NY Mag reviews Tia Pol (205 Tenth Avenue., near 23rd St.; 212-675-8805):
The open kitchen is small and so is the appealing menu, built around a core of traditional tapas. You’d be forgiven for thinking, Tried one tortilla española, tried ’em all—forgiven, but wrong. Tía Pol’s is light, almost fluffy, and served warm with a delicious dab of aïoli, which also makes its garlicky presence known, in slightly different, red-pepper-tinged form, drizzled over a cazuela of hot, crisp patatas bravas, which might be better even than cheese fries. Tangy marinated lamb comes on a skewer stuck into a hunk of juice-absorbing bread. Fried chickpeas are nuttily addictive. So are battered and fried whitebait, served in a paper-lined glass with a lemon wedge. Thick slices of rich, garlicky real Spanish chorizo are just that: nothing more, nothing less, and utterly delicious.
This (along with silky hams and nicely garnished cheeses) is simple stuff—Tapas 101, you might say, and the perfect complement to the short, affordable, all-Spanish wine list. Rarely, though, do the basics taste so good. That’s largely a function of great ingredients (note the greenish tint of the fragrant olive oil, the imported Spanish tuna in the lively mixed salad, the sweet char of the grilled, sea-salt-speckled shishito peppers) and careful cooking. In proper Spanish fashion, chef Alex Raij, who runs the kitchen with her Basque husband, Eder Montero, manages to honor tradition (Marcona almond, anyone?) without forsaking innovation. She folds Serrano ham into small triangular packages stuffed with manchego and artichokes, and makes a montadito, or Spanish-style bruschetta, from prosciutto-thin slices of chorizo, melted dark chocolate, and wispy threads of Korean peppers. Odd as it sounds, the combination works—just as well as the natural, flavor-packed marriage of chewy-tender squid stewed in its ink and served with a disc of sauce-sopping white rice.
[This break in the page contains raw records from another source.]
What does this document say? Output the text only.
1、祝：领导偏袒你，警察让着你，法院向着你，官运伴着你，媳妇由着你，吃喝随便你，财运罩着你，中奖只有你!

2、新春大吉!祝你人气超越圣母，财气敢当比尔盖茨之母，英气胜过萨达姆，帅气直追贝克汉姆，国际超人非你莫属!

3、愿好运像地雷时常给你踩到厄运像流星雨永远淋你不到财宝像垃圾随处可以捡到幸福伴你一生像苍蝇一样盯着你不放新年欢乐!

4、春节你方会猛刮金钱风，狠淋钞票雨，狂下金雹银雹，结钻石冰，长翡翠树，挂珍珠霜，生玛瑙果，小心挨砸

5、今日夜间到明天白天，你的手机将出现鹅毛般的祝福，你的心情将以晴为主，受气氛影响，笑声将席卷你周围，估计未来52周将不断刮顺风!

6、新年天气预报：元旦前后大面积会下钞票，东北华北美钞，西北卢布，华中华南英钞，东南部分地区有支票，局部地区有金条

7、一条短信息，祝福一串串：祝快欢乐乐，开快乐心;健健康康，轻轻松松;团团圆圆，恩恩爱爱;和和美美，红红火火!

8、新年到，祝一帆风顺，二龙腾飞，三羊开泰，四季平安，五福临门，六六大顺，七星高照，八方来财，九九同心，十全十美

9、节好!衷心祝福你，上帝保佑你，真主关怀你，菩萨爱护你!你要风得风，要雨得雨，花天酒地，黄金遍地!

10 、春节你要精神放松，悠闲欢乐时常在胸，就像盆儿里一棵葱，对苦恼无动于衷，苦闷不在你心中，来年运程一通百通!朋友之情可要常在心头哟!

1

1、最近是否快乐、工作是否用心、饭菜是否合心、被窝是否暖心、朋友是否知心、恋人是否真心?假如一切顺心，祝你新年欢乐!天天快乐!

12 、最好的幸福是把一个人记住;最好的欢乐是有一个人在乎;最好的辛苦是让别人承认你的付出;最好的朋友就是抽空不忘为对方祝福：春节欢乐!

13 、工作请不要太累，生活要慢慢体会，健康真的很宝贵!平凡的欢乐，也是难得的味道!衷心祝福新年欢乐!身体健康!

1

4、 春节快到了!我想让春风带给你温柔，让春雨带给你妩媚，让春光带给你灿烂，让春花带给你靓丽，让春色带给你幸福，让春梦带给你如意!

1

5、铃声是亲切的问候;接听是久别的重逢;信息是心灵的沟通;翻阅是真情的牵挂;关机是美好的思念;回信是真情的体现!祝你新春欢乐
Ideal Meal: Green peppers, lamb skewers, chorizo al jerez, patatas bravas, squid in ink with rice, carpaccio of king oyster mushrooms, duck breast with lentil salad, almond cake.
Village Voice Robert Seitsema reviews Applewood (501 11th Street, Brooklyn; 718-768-2044):
Applewood is a new restaurant that marries ideas about local sourcing of ingredients and sustainable agriculture with modest portions of sturdy farmhouse cooking dressed in stylish modern raiment. Often, it works. One strong point is the daily soups ($6). One night it was rutabaga—an ingredient that, in its naked state, tastes like loamy earth. Applewood sends it spinning in a Jackson Pollock direction, trailing colorful basil and saffron oils across the puree's smooth canvas. Another day the soup's focus was orange winter squash, fashionably foamed with a hand foamer, but a shade on the sweet side. Illustrating similar principles on a menu that's been changing week by week since the September opening was an entrée called, in a flurry of punctuation, "end-of-summer vegetable" fricassee (quotation marks theirs, $15), a dun hotchpotch of roots in a roasted-onion sauce. It was the hit of the table.
Some evenings the single vegetarian entrée misfires, though. The grand-sounding "potato-root vegetable-mushroom pave, black peppercorn–goat cheese fondue" turns out to be a couple of small off-white squares, a lasagna of potatoes and cream sauce, more like a side than a main course. A pavé is a French paving stone, and the dish was just about as tasty. In fact, rather than focusing on vegetables as a farm-driven place might tend to do, the menu makes a fetish of meat and fish, leading another friend to complain, "Where are the veggies?" The best entrées have consistently been a rib-eye steak sliced thick on a pincushion of mashed potatoes, and a deliriously good lamb loin ($23), fanned on chard and polenta. "Not enough polenta," my critical pal sniffed.